The aim of this study was to describe lessons learned from the authors' series of patients with cloaca and convey the improved understanding and surgical treatment of the condition's wide spectrum of complexity.
The medical records of 339 patients with cloaca operated on by the authors were retrospectively reviewed.
A total of 265 patients underwent primary operations, and 74 were secondary. All patients were approached posterior sagittally; 111 of them also required a laparotomy. The average length of the common channel was 4.7 cm for patients that required a laparotomy and 2.3 cm for those that did not. Vaginal reconstruction involved a vaginal pull-through in 196 patients, a vaginal flap in 38, vaginal switch in 30, and vaginal replacement in 75 (36 with rectum, 31 with ileum, and 8 with colon). One hundred twenty-two patients underwent a total urogenital mobilization. Complications included vaginal stricture or atresia in 17, urethral strictures in 6, and urethro-vaginal fistula in 19, all of which occurred before the introduction of the total urogenital mobilization. A total of 54% of all evaluated patients were continent of urine and 24% remain dry with intermittent catheterization through their native urethra and 22% through a Mitrofanoff-type of conduit. Seventy-eight percent of the patients with a common channel longer than 3 cm require intermittent catheterization compared with 28% when their common channel was shorter than 3 cm. Sixty percent of all cases have voluntary bowel movements (28% of them never soiled, and 72% soiled occasionally). Forty percent are fecally incontinent but remain clean when subjected to a bowel management program. Forty-eight patients born at other institutions with hydrocolpos were not treated correctly during the neonatal period. The surgeons failed to drain the dilated vaginas, which interfered with the drainage of the ureters and provoked urinary tract infections, pyocolpos, and/or vaginal perforation. In 24 patients, the colostomy was created too distally, and it interfered with the pull-through. Twenty-three patients suffered from colostomy prolapse. All of these patients required a colostomy, revision before the main repair. Thirty-six patients underwent reoperation because they had a persistent urogenital sinus after an operation done at another institution, and 38 patients underwent reoperation because they suffered from atresia or stenosis of the vagina or urethra. The series was divided into 2 distinct groups of patients: group A were those with a common channel shorter than 3 cm (62%) and group B had a common channel longer than 3 cm (38%).

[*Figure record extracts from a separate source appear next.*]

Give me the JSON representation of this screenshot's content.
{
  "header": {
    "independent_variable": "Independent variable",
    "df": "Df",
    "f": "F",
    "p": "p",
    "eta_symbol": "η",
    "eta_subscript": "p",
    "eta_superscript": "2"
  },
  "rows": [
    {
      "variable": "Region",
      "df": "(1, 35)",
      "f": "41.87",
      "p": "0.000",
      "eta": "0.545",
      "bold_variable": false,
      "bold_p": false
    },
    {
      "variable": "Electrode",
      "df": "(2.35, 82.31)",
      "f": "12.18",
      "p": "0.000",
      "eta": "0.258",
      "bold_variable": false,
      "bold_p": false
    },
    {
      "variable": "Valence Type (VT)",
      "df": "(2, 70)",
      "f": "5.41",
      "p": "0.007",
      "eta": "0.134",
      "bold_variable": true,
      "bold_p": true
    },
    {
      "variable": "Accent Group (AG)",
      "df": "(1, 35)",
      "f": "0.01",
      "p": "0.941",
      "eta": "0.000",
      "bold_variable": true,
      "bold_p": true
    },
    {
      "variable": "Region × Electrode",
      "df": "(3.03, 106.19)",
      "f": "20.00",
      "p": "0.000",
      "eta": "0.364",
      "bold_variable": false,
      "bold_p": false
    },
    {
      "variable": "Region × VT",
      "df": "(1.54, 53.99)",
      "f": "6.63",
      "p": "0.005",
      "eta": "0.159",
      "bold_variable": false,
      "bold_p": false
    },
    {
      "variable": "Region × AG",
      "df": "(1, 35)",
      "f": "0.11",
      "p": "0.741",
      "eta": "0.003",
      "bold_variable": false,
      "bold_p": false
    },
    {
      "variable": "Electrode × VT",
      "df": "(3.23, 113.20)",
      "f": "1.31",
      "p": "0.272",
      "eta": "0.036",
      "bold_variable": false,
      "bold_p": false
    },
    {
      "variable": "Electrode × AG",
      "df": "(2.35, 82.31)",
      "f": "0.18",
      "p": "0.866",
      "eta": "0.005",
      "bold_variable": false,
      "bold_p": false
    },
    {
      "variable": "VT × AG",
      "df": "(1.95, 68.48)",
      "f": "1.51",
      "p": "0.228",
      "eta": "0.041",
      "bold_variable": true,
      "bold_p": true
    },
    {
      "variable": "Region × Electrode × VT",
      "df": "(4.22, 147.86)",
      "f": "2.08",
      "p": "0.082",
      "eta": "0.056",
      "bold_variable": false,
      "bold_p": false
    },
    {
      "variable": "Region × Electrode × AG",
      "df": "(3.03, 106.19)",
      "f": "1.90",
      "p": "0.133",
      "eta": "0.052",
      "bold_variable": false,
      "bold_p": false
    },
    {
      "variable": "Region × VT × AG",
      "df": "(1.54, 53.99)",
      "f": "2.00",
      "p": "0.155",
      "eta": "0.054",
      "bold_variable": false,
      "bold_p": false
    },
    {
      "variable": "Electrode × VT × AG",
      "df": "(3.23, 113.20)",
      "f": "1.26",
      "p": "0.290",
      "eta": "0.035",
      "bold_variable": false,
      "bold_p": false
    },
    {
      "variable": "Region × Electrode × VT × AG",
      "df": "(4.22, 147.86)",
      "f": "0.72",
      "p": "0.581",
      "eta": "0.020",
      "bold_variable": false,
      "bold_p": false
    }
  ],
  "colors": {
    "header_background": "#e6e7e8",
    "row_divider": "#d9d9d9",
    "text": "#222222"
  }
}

The separation of these groups has important therapeutic and prognostic implications. Group A patients can be repaired posterior sagittally with a reproducible, relatively short operation. Because they represent the majority of patients, we believe that most well-trained pediatric surgeons can repair these type of malformations, and the prognosis is good. Group B patients (those with a common channel longer than 3 cm), usually require a laparotomy and have a much higher incidence of associated urologic problems. The surgeons who repair these malformations require special training in urology, and the operations are prolonged, technically demanding, and the functional results are not as good as in group A. It is extremely important to establish an accurate neonatal diagnosis, drain the hydrocolpos when present, and create an adequate, totally diverting colostomy, leaving enough distal colon available for the pull-through and fixing the colon to avoid prolapse. A correct diagnosis will allow the surgeon to repair the entire defect and avoid a persistent urogenital sinus. Cloacas comprise a spectrum of defects requiring a complex array of surgical decisions. The length of the common channel is an important determinant of the potential for urinary control, and predicts the extent of surgical repair.